How does data aging work with SnapMirror?
In Commvault, if an IntelliSnap job on a storage policy copy with SnapMirror capabilities is data-aged, the job is removed from the snapshots list. For information on viewing the snapshots for an agent, or snapshot copy, see List Snapshots.
The data-aging process does not physically delete the snapshot taken by the IntelliSnap job from the SnapMirror volume on the file server. Snapshots from jobs that have been data-aged are physically deleted only when you perform an auxiliary copy to the SnapMirror node.
Can I disable tunneling for a storage virtual machine?
Yes.
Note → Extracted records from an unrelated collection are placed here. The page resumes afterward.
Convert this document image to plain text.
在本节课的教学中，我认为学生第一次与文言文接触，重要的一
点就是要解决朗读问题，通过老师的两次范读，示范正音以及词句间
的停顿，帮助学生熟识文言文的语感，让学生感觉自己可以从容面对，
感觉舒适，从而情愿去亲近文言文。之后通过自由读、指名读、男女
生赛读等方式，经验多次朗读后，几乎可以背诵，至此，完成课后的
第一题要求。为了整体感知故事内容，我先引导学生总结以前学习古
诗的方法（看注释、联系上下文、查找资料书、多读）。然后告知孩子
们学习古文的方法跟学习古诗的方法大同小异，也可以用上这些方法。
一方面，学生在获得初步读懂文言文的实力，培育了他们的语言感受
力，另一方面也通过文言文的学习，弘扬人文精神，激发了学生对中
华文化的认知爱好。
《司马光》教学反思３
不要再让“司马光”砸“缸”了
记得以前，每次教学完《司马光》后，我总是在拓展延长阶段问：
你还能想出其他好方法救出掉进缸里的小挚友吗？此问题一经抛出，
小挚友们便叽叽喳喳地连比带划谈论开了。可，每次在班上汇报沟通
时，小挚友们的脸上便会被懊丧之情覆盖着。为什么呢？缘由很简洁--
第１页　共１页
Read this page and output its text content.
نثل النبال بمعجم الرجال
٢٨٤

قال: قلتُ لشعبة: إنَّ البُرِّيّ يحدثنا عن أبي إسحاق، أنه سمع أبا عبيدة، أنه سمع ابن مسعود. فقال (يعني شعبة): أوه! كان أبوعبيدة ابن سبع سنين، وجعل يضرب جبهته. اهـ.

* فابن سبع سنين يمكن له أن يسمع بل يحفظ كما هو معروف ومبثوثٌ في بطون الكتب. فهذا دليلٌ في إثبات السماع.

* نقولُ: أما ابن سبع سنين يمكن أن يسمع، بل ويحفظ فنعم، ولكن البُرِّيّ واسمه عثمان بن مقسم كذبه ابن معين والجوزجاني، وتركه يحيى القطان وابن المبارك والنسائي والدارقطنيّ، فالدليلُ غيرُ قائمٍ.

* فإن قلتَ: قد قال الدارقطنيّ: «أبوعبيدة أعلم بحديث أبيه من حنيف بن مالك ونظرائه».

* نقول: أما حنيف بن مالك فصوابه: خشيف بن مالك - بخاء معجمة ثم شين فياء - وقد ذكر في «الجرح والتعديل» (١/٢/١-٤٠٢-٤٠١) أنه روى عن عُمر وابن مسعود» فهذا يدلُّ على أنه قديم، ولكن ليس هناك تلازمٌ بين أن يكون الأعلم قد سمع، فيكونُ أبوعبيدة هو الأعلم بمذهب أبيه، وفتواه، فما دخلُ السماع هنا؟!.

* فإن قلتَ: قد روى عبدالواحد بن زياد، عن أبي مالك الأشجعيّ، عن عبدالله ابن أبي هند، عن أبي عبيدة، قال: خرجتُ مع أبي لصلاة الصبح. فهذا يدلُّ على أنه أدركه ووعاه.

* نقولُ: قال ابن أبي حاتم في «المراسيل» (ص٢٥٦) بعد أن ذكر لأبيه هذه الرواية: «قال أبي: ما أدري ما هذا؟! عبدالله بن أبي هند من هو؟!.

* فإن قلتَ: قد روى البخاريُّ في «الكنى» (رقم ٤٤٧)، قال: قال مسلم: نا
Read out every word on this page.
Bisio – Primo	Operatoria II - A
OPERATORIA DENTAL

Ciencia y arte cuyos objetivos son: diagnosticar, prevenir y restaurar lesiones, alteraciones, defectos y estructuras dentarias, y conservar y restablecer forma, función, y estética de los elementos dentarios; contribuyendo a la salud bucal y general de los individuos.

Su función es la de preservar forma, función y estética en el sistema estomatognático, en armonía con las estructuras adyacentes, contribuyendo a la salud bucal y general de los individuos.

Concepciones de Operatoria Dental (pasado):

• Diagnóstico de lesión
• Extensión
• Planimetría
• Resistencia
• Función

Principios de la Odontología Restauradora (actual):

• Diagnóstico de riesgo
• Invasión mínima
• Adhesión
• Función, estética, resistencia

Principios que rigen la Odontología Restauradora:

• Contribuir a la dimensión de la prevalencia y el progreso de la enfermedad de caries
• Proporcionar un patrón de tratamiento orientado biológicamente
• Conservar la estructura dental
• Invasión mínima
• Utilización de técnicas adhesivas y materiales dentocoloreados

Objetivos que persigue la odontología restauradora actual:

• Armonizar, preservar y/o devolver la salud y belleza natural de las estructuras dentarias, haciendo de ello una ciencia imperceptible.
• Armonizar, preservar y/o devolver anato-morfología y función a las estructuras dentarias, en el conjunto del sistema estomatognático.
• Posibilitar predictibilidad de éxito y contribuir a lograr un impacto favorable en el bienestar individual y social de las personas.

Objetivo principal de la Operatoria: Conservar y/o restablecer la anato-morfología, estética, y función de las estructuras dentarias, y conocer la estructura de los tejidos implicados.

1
If you want to disassociate a particular Storage Virtual Machine from a NetApp array, then you can turn off the tunneling option.
All jobs scheduled through the array no longer run for the disassociated Storage Virtual Machine.
To turn off tunneling:
-
Log into CommCell Console.
-
Click the Storage tab, and then click Array Management.
-
Select the Storage Virtual Machine for which you want to turn tunneling off, and then click Edit.
-
Click the Snap Configuration tab, clear Use Tunneling, and then click OK.
-
Click the General tab, and then under Credentials, click Change.
-
In the User Name and Password boxes, enter the NDMP credentials, and then click OK.
-
Click OK to close the Filer Properties dialog box.
-
Click OK to close the Array Management dialog box.
How do I select vFiler as the destination for secondary (vault or mirror) copy?
-
Create resource pool with physical filer and not aggregate as resource pool member.
-
When creating secondary snapshot copy, then
Select the resource pool(s) created in (1), and
Enable the "Select vFiler" option and select the required vFiler from the dropdown list.
Can the data on SharePoint Server be restored from the content databases on the SQL Server configured to use NetApp IntelliSnap?
Offline browse and restore for SharePoint 2010 and later is supported on NetApp by using IntelliSnap- SQL Server iDataAgent. The following are the prerequisites to using this feature:
-
The source client machine must have Microsoft SQL Server with an attached Content Database. This can be configured using any one of the following methods:
Configuring clone for the database
-
The destination client machine must have SharePoint Server iDataAgent installed.